Steve,
No nerve touching here -- my knee has had enough of that recently!
And I certainly appreciate your opinion -- it would be fun to play sometime and then discuss a course over dinner and a few.
Seriously, what I am trying to get across is my philosophy on why the routing is the way it is. Whether you or others find the back easier is irrelevant -- I look for the best rhythm and flow, not a build to the most demanding finish. Maybe I am just not getting your point.

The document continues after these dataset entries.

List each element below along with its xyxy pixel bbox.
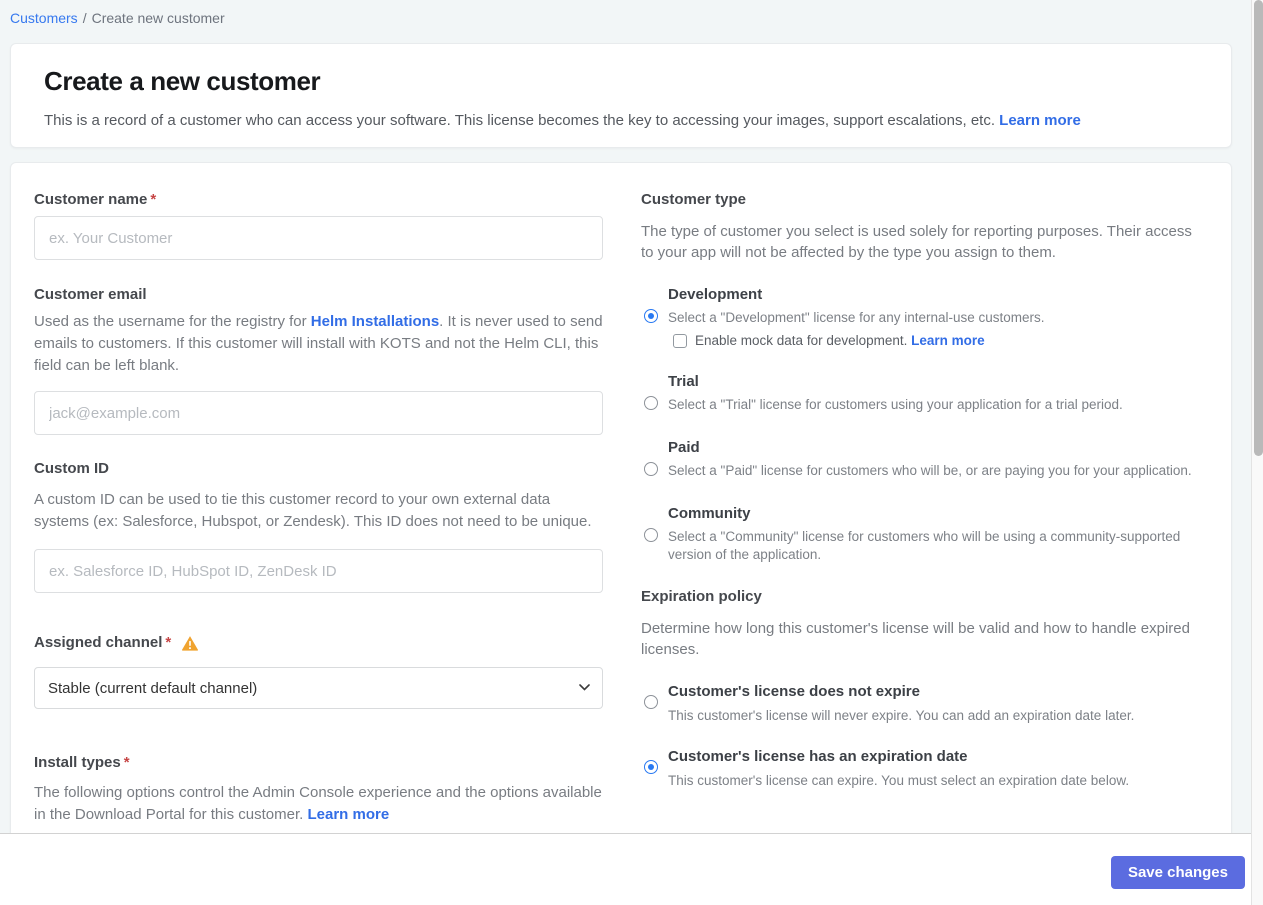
header-card: Create a new customer This is a record o… — [10, 43, 1232, 148]
assigned-channel-select[interactable]: Stable (current default channel) — [34, 667, 603, 709]
option-no-expire-title: Customer's license does not expire — [668, 683, 920, 700]
expiration-policy-description: Determine how long this customer's licen… — [641, 620, 1190, 658]
option-development-description: Select a "Development" license for any i… — [668, 310, 1045, 325]
form-card: Customer name* Customer email Used as th… — [10, 162, 1232, 905]
radio-paid[interactable] — [644, 462, 658, 476]
radio-license-does-not-expire[interactable] — [644, 695, 658, 709]
breadcrumb-current: Create new customer — [91, 10, 225, 26]
customer-name-input[interactable] — [34, 216, 603, 260]
option-development-title: Development — [668, 286, 763, 303]
mock-data-checkbox-label: Enable mock data for development. — [695, 333, 908, 348]
vertical-scrollbar-track[interactable] — [1251, 0, 1263, 905]
expiration-policy-heading: Expiration policy — [641, 588, 762, 605]
option-has-date-title: Customer's license has an expiration dat… — [668, 748, 968, 765]
form-right-column: Customer type The type of customer you s… — [641, 191, 1193, 826]
option-trial-description: Select a "Trial" license for customers u… — [668, 397, 1123, 412]
breadcrumb: Customers / Create new customer — [10, 10, 225, 26]
save-changes-button[interactable]: Save changes — [1110, 856, 1245, 889]
option-paid-description: Select a "Paid" license for customers wh… — [668, 463, 1192, 478]
assigned-channel-label-text: Assigned channel — [34, 634, 163, 651]
vertical-scrollbar-thumb[interactable] — [1253, 0, 1263, 456]
form-left-column: Customer name* Customer email Used as th… — [34, 191, 603, 826]
assigned-channel-label: Assigned channel * — [34, 634, 603, 651]
customer-name-label: Customer name * — [34, 191, 603, 208]
install-types-learn-more-link[interactable]: Learn more — [307, 806, 389, 823]
page-title: Create a new customer — [44, 66, 321, 96]
customer-type-description: The type of customer you select is used … — [641, 223, 1192, 261]
customer-type-heading: Customer type — [641, 191, 747, 208]
customer-name-label-text: Customer name — [34, 191, 148, 208]
option-has-date-description: This customer's license can expire. You … — [668, 773, 1130, 788]
option-community-title: Community — [668, 505, 751, 522]
custom-id-label: Custom ID — [34, 460, 109, 477]
install-types-label: Install types * — [34, 754, 603, 771]
radio-trial[interactable] — [644, 396, 658, 410]
breadcrumb-customers-link[interactable]: Customers — [10, 10, 78, 26]
header-description: This is a record of a customer who can a… — [44, 110, 1198, 131]
mock-data-checkbox[interactable] — [673, 333, 687, 348]
radio-license-has-expiration[interactable] — [644, 760, 658, 774]
customer-type-option-development: Development Select a "Development" licen… — [641, 285, 1193, 348]
custom-id-input[interactable] — [34, 549, 603, 593]
mock-data-checkbox-row: Enable mock data for development. Learn … — [668, 333, 1193, 348]
custom-id-description: A custom ID can be used to tie this cust… — [34, 491, 592, 530]
mock-data-learn-more-link[interactable]: Learn more — [911, 333, 985, 348]
option-community-description: Select a "Community" license for custome… — [668, 529, 1181, 562]
customer-email-desc-before: Used as the username for the registry fo… — [34, 313, 311, 330]
header-learn-more-link[interactable]: Learn more — [999, 112, 1081, 129]
install-types-label-text: Install types — [34, 754, 121, 771]
option-no-expire-description: This customer's license will never expir… — [668, 708, 1135, 723]
customer-email-description: Used as the username for the registry fo… — [34, 311, 603, 377]
assigned-channel-select-wrap: Stable (current default channel) — [34, 667, 603, 709]
breadcrumb-separator: / — [82, 10, 87, 26]
assigned-channel-required-asterisk: * — [165, 634, 172, 651]
install-types-description: The following options control the Admin … — [34, 782, 603, 826]
warning-icon — [182, 635, 199, 651]
footer-bar: Save changes — [0, 833, 1251, 905]
customer-type-option-trial: Trial Select a "Trial" license for custo… — [641, 372, 1193, 414]
customer-email-input[interactable] — [34, 391, 603, 435]
customer-type-option-paid: Paid Select a "Paid" license for custome… — [641, 438, 1193, 480]
radio-community[interactable] — [644, 528, 658, 542]
header-description-text: This is a record of a customer who can a… — [44, 112, 995, 129]
customer-email-label: Customer email — [34, 286, 147, 303]
install-types-required-asterisk: * — [123, 754, 130, 771]
option-paid-title: Paid — [668, 439, 700, 456]
radio-development[interactable] — [644, 309, 658, 323]
option-trial-title: Trial — [668, 373, 699, 390]
expiration-option-has-date: Customer's license has an expiration dat… — [641, 747, 1193, 790]
page: Customers / Create new customer Create a n… — [0, 0, 1263, 905]
expiration-option-no-expire: Customer's license does not expire This … — [641, 682, 1193, 725]
customer-name-required-asterisk: * — [150, 191, 157, 208]
helm-installations-link[interactable]: Helm Installations — [311, 313, 439, 330]
customer-type-option-community: Community Select a "Community" license f… — [641, 504, 1193, 564]
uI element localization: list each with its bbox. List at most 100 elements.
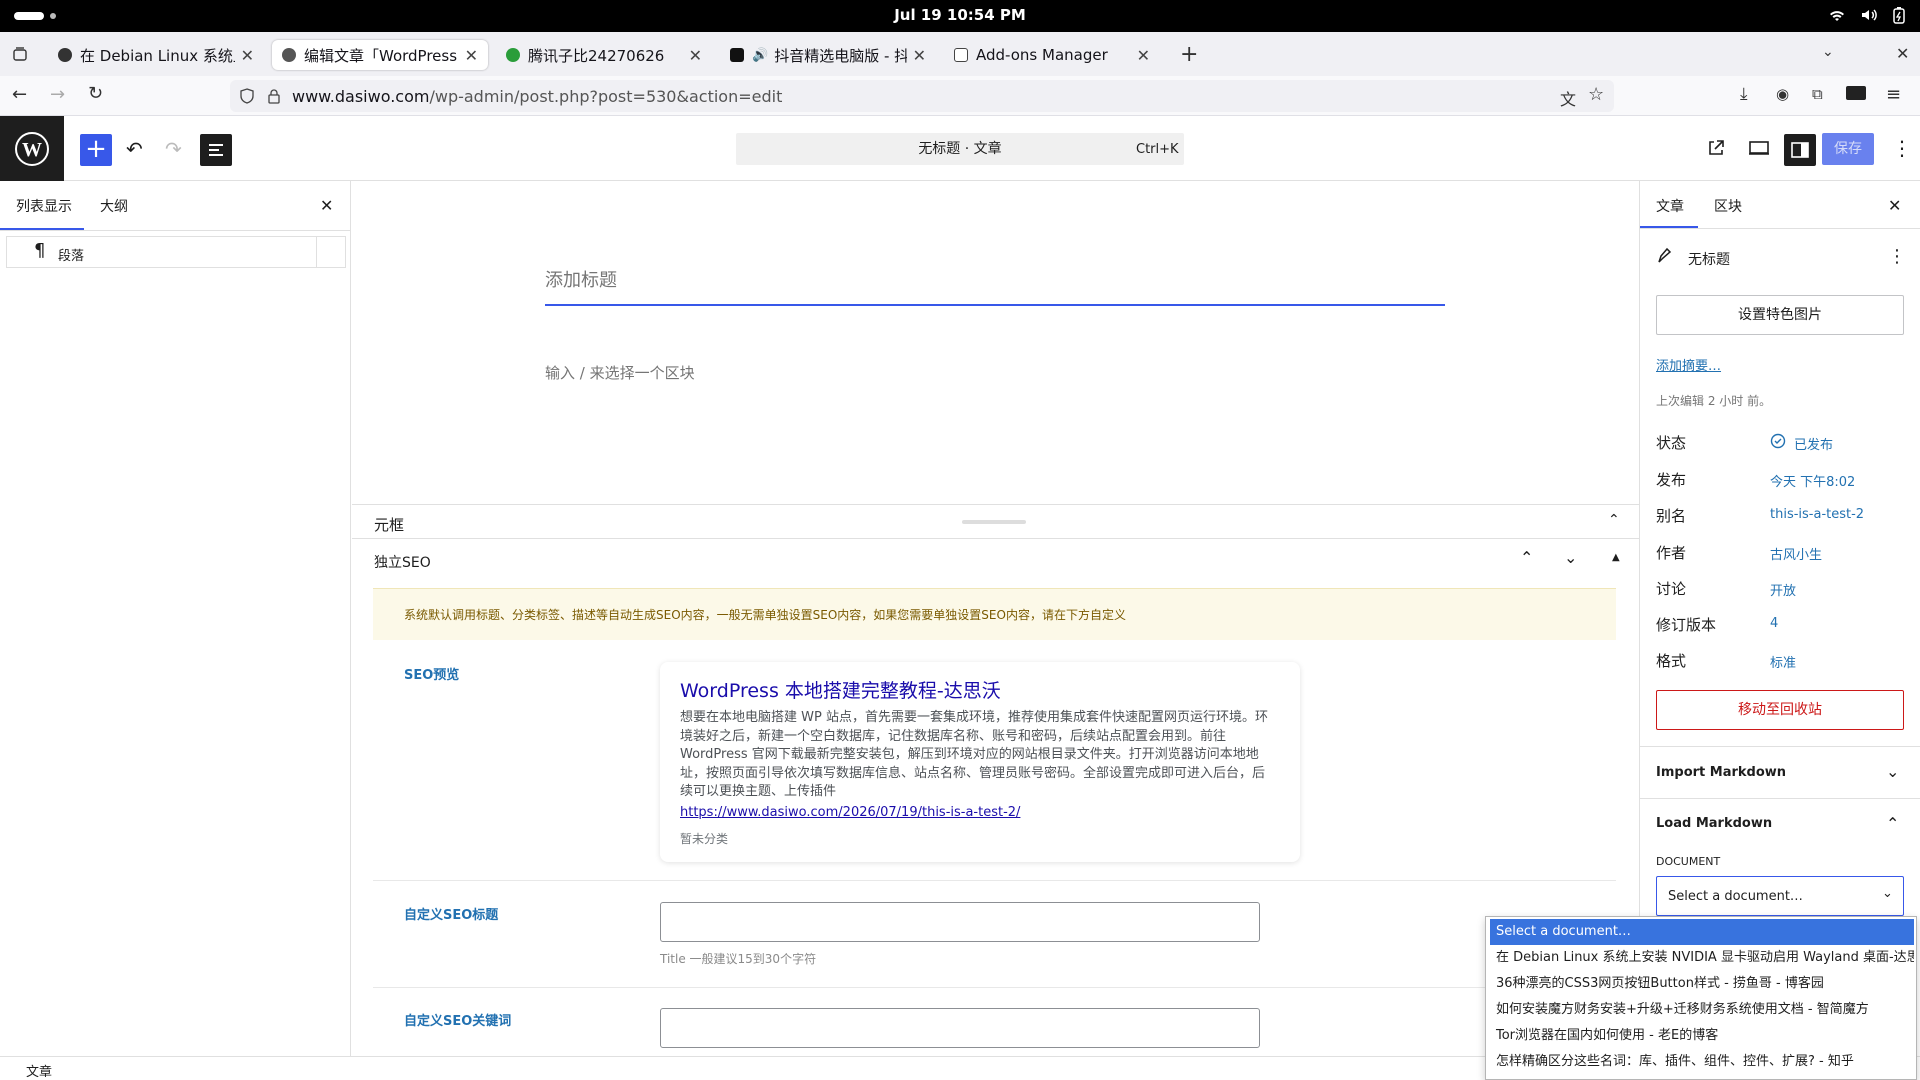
document-title[interactable]: 无标题 · 文章 (736, 138, 1184, 158)
hamburger-menu-icon[interactable]: ≡ (1886, 84, 1901, 105)
undo-icon[interactable]: ↶ (126, 137, 143, 161)
system-tray[interactable] (1828, 6, 1906, 24)
pen-nib-icon (1658, 247, 1672, 263)
publish-date-value[interactable]: 今天 下午8:02 (1770, 471, 1855, 490)
preview-desktop-icon[interactable] (1748, 138, 1770, 158)
close-tab-icon[interactable]: ✕ (913, 46, 926, 65)
close-window-icon[interactable]: ✕ (1896, 44, 1909, 63)
select-option[interactable]: 怎样精确区分这些名词：库、插件、组件、控件、扩展? - 知乎 (1490, 1049, 1914, 1075)
back-arrow-icon[interactable]: ← (12, 84, 27, 105)
tab-list-view[interactable]: 列表显示 (16, 196, 72, 216)
extensions-puzzle-icon[interactable]: ⧉ (1812, 85, 1823, 103)
custom-seo-title-hint: Title 一般建议15到30个字符 (660, 952, 817, 966)
toggle-panel-triangle-icon[interactable]: ▲ (1612, 552, 1620, 563)
collapse-chevron-up-icon[interactable]: ⌃ (1886, 814, 1899, 833)
options-vertical-dots-icon[interactable]: ⋮ (1892, 136, 1912, 160)
close-tab-icon[interactable]: ✕ (689, 46, 702, 65)
list-item-label[interactable]: 段落 (58, 245, 84, 264)
tab-overview-icon[interactable] (12, 46, 28, 62)
move-up-chevron-icon[interactable]: ⌃ (1520, 548, 1533, 567)
select-option[interactable]: Tor浏览器在国内如何使用 - 老E的博客 (1490, 1023, 1914, 1049)
set-featured-image-button[interactable]: 设置特色图片 (1656, 295, 1904, 335)
move-to-trash-button[interactable]: 移动至回收站 (1656, 690, 1904, 730)
reload-icon[interactable]: ↻ (88, 83, 103, 104)
custom-seo-keywords-input[interactable] (660, 1008, 1260, 1048)
author-label: 作者 (1656, 544, 1687, 562)
close-panel-icon[interactable]: ✕ (320, 196, 333, 215)
select-option[interactable]: 36种漂亮的CSS3网页按钮Button样式 - 捞鱼哥 - 博客园 (1490, 971, 1914, 997)
author-value[interactable]: 古风小生 (1770, 544, 1822, 563)
block-appender-placeholder[interactable]: 输入 / 来选择一个区块 (545, 362, 695, 383)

As to a better finishing hole, rarely is a par 3 optimal (Garden City is quite a hole, but it is the only one that I can think of that I really like that is a par 3 18th). At Kingsley, the 9th can be easy if you hit a great tee shot or recovery, or it can be brutally hard if you get in the wrong spot. On 18, a medium (400 yard) par four, you have a number of options and need to execute, but your margin of error is not quite as small as on 9. The safer drive is to the right side of the fairway, but that generally leads to an all-carry approach over trouble (although a finely punched mid-iron can thread the needle on the approach and work its way to the front or middle of the green -- a really fun shot when you pull it off!) and the riskier drive to the left could leave a better angle on the approach or give you a hanging lie. The beauty of it is that you make a choice and if you don't execute, you get the opportunity to pull it off with a great recovery -- I think that is the sign of a fun and strategic hole.
As for a playoff, we can do that on #9, #18, or to the practice chipping green at Kingsley. Both 9 and 18 have good gallery viewing from the clubhouse and that is nice. For club events, we have used the ninth for playoffs on several occasions and it is great fun, choosing different tees and pins for continuing playoffs.
Discussions such as these are great food for the soul and what GCA relishes.